Never mind their being silly.
They will be all the better for that. Silly remarks are generally
more interesting than sensible ones."
"But what is the use of saying anything about it at all?" I urge.
"The merest school-boy must know all about the Ober-Ammergau Passion
Play by this time."
"What has that to do with you?" answers B. "You are not writing for
cultured school-boys. You are writing for mere simple men and
women. They will be glad of a little information on the subject,
and then when the schoolboy comes home for his holiday they will be
able, so far as this topic, at all events, is concerned, to converse
with him on his own level and not appear stupid.
"Come," he says, kindly, trying to lead me on, "what did you think
about it?"
"Well," I reply, after musing for a while, "I think that a play of
eighteen acts and some forty scenes, which commences at eight
o'clock in the morning, and continues, with an interval of an hour
and a half for dinner, until six o'clock in the evening, is too
long. I think the piece wants cutting. About a third of it is
impressive and moving, and what the earnest student of the drama at
home is for ever demanding that a play should be - namely, elevating;
but I consider that the other two-thirds are tiresome."
"Quite so," answers B. "But then we must remember that the
performance is not intended as an entertainment, but as a religious
service. To criticise any part of it as uninteresting, is like
saying that half the Bible might very well have been omitted, and
that the whole story could have been told in a third of the space."
TUESDAY, THE 27TH - CONTINUED
We talk on. - An Argument. - The Story that Transformed the World.
"And now, as to the right or wrong of the performance as a whole.
Do you see any objection to the play from a religious point of
view?"
"No," I reply, "I do not; nor do I understand how anybody else, and
least of all a really believing Christian, can either. To argue as
some do, that Christianity should be treated as a sacred mystery, is
to argue against the whole scheme of Christianity. It was Christ
himself that rent the veil of the Temple, and brought religion down
into the streets and market-places of the world. Christ was a
common man. He lived a common life, among common men and women. He
died a common death. His own methods of teaching were what a
Saturday reviewer, had he to deal with the case, would undoubtedly
term vulgar. The roots of Christianity are planted deep down in the
very soil of life, amid all that is commonplace, and mean, and
petty, and everyday. Its strength lies in its simplicity, its
homely humanness. It has spread itself through the world by
speaking to the hearts, rather than to the heads of men. If it is
still to live and grow, it must be helped along by such methods as
these peasant players of Ober-Ammergau employ, not by high-class
essays and the learned discussions of the cultured.

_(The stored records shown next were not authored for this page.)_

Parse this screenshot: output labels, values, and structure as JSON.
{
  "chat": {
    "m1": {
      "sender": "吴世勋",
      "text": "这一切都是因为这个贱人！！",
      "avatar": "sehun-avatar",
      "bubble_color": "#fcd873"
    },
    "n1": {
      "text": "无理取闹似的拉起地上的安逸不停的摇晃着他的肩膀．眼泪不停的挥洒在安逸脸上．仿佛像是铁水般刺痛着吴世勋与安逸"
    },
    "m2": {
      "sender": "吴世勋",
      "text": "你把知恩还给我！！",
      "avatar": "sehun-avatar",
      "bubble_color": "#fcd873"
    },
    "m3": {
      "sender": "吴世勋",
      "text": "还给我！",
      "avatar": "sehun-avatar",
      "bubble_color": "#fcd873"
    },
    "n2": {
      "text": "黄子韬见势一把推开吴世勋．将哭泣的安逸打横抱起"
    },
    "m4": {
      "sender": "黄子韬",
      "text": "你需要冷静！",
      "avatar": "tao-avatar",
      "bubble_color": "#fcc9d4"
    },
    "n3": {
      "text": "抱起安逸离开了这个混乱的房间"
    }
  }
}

"The crowded audience that sat beside us in the theatre yesterday
saw Christ of Nazareth nearer than any book, however inspired, could
bring him to them; clearer than any words, however eloquent, could
show him. They saw the sorrow of his patient face. They heard his
deep tones calling to them. They saw him in the hour of his so-
called triumph, wending his way through the narrow streets of
Jerusalem, the multitude that thronged round him waving their
branches of green palms and shouting loud hosannas.

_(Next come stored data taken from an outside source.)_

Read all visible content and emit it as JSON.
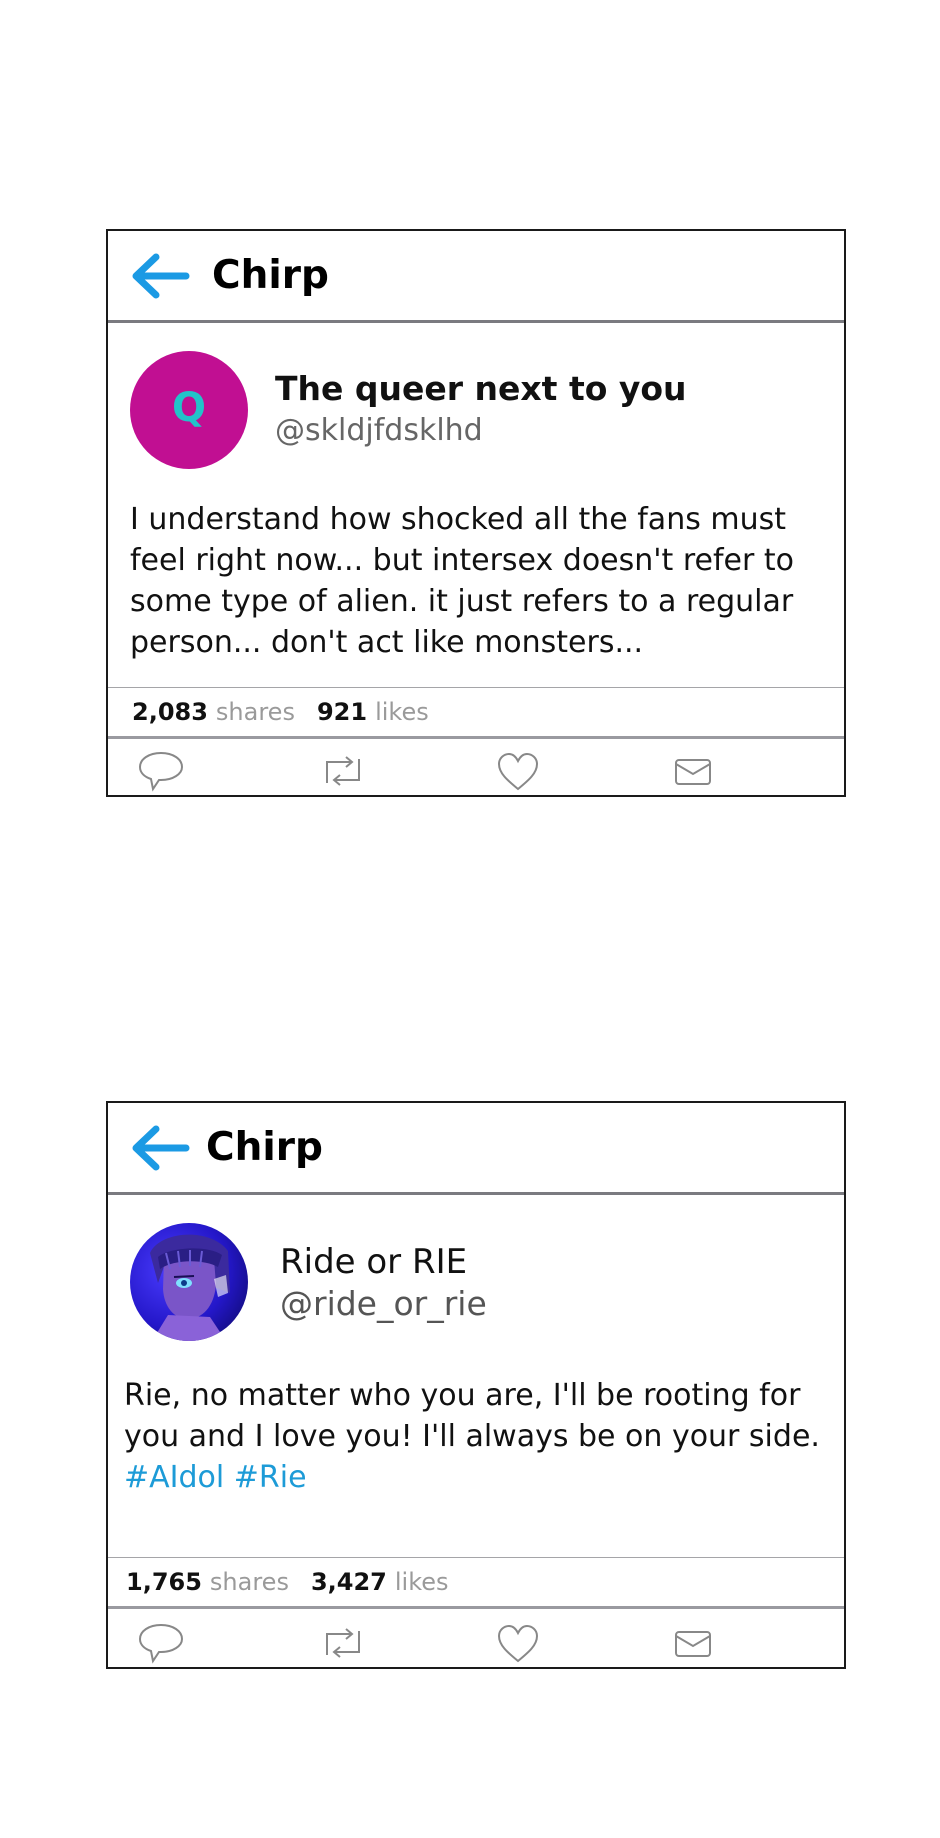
{
  "posts": [
    {
      "app_title": "Chirp",
      "avatar_letter": "Q",
      "avatar_color": "#c10f92",
      "avatar_letter_color": "#22c3c9",
      "display_name": "The queer next to you",
      "handle": "@skldjfdsklhd",
      "text": "I understand how shocked all the fans must feel right now... but intersex doesn't refer to some type of alien. it just refers to a regular person... don't act like monsters...",
      "hashtags": "",
      "shares_count": "2,083",
      "shares_label": "shares",
      "likes_count": "921",
      "likes_label": "likes"
    },
    {
      "app_title": "Chirp",
      "display_name": "Ride or RIE",
      "handle": "@ride_or_rie",
      "text": "Rie, no matter who you are, I'll be rooting for you and I love you! I'll always be on your side.",
      "hashtags": "#AIdol #Rie",
      "shares_count": "1,765",
      "shares_label": "shares",
      "likes_count": "3,427",
      "likes_label": "likes"
    }
  ],
  "icons": {
    "back": "arrow-left-icon",
    "reply": "speech-bubble-icon",
    "share": "retweet-icon",
    "like": "heart-icon",
    "message": "envelope-icon"
  },
  "colors": {
    "accent": "#1d9bd7",
    "back_arrow": "#1b9ae4"
  }
}
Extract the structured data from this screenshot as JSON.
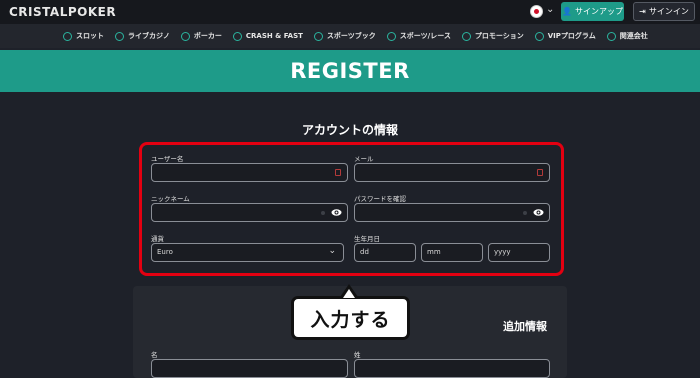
{
  "header": {
    "logo": "CRISTALPOKER",
    "signup_label": "サインアップ",
    "signin_label": "サインイン"
  },
  "nav": {
    "items": [
      {
        "label": "スロット",
        "icon": "slot-icon"
      },
      {
        "label": "ライブカジノ",
        "icon": "live-casino-icon"
      },
      {
        "label": "ポーカー",
        "icon": "poker-icon"
      },
      {
        "label": "CRASH & FAST",
        "icon": "rocket-icon"
      },
      {
        "label": "スポーツブック",
        "icon": "sportsbook-icon"
      },
      {
        "label": "スポーツ/レース",
        "icon": "race-icon"
      },
      {
        "label": "プロモーション",
        "icon": "promotion-icon"
      },
      {
        "label": "VIPプログラム",
        "icon": "vip-icon"
      },
      {
        "label": "関連会社",
        "icon": "affiliate-icon"
      }
    ]
  },
  "banner": {
    "title": "REGISTER"
  },
  "account_section": {
    "title": "アカウントの情報",
    "username_label": "ユーザー名",
    "email_label": "メール",
    "nickname_label": "ニックネーム",
    "password_confirm_label": "パスワードを確認",
    "currency_label": "通貨",
    "currency_value": "Euro",
    "birthdate_label": "生年月日",
    "dd_placeholder": "dd",
    "mm_placeholder": "mm",
    "yyyy_placeholder": "yyyy"
  },
  "additional_section": {
    "title": "追加情報",
    "first_name_label": "名",
    "last_name_label": "姓"
  },
  "callout": {
    "text": "入力する"
  },
  "colors": {
    "accent": "#1e9b89",
    "background": "#1e2129",
    "highlight": "#e40011"
  }
}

"What a poor scene of triumph! - a poor-clad, pale-faced man, mounted
upon the back of a shuffling, unwilling little grey donkey, passing
slowly through the byways of a city, busy upon other things. Beside
him, a little band of worn, anxious men, clad in thread-bare
garments - fishermen, petty clerks, and the like; and, following, a
noisy rabble, shouting, as crowds in all lands and in all times
shout, and as dogs bark, they know not why - because others are
shouting, or barking. And that scene marks the highest triumph won
while he lived on earth by the village carpenter of Galilee, about
whom the world has been fighting and thinking and talking so hard
for the last eighteen hundred years.
"They saw him, angry and indignant, driving out the desecrators from
the temple. They saw the rabble, who a few brief moments before had
followed him, shouting 'Hosanna,' slinking away from him to shout
with his foes.
"They saw the high priests in their robes of white, with the rabbis
and doctors, all the great and learned in the land, sitting late
into the night beneath the vaulted roof of the Sanhedrin's council-
hall, plotting his death.
"They saw him supping with his disciples in the house of Simon.

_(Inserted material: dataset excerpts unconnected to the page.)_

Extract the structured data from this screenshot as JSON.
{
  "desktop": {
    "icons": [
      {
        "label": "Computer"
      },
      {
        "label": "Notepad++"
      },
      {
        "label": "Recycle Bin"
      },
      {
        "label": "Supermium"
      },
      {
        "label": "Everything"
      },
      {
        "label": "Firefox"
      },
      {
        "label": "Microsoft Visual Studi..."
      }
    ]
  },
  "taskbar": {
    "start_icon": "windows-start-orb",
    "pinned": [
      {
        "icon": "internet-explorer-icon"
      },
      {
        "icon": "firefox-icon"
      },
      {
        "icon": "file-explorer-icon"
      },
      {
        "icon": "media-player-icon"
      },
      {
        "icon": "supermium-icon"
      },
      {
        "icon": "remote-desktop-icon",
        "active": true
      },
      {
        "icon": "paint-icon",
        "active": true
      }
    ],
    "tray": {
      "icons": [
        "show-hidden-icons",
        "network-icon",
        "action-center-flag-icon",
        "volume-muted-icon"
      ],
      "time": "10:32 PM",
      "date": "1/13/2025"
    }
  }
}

They saw poor, loving Mary Magdalen wash his feet with costly
ointment, that might have been sold for three hundred pence, and the
money given to the poor - 'and us.' Judas was so thoughtful for the
poor, so eager that other people should sell all they had, and give
the money to the poor - 'and us.' Methinks that, even in this
nineteenth century, one can still hear from many a tub and platform
the voice of Judas, complaining of all waste, and pleading for the
poor - 'and us.'
"They were present at the parting of Mary and Jesus by Bethany, and
it will be many a day before the memory of that scene ceases to
vibrate in their hearts. It is the scene that brings the humanness
of the great tragedy most closely home to us.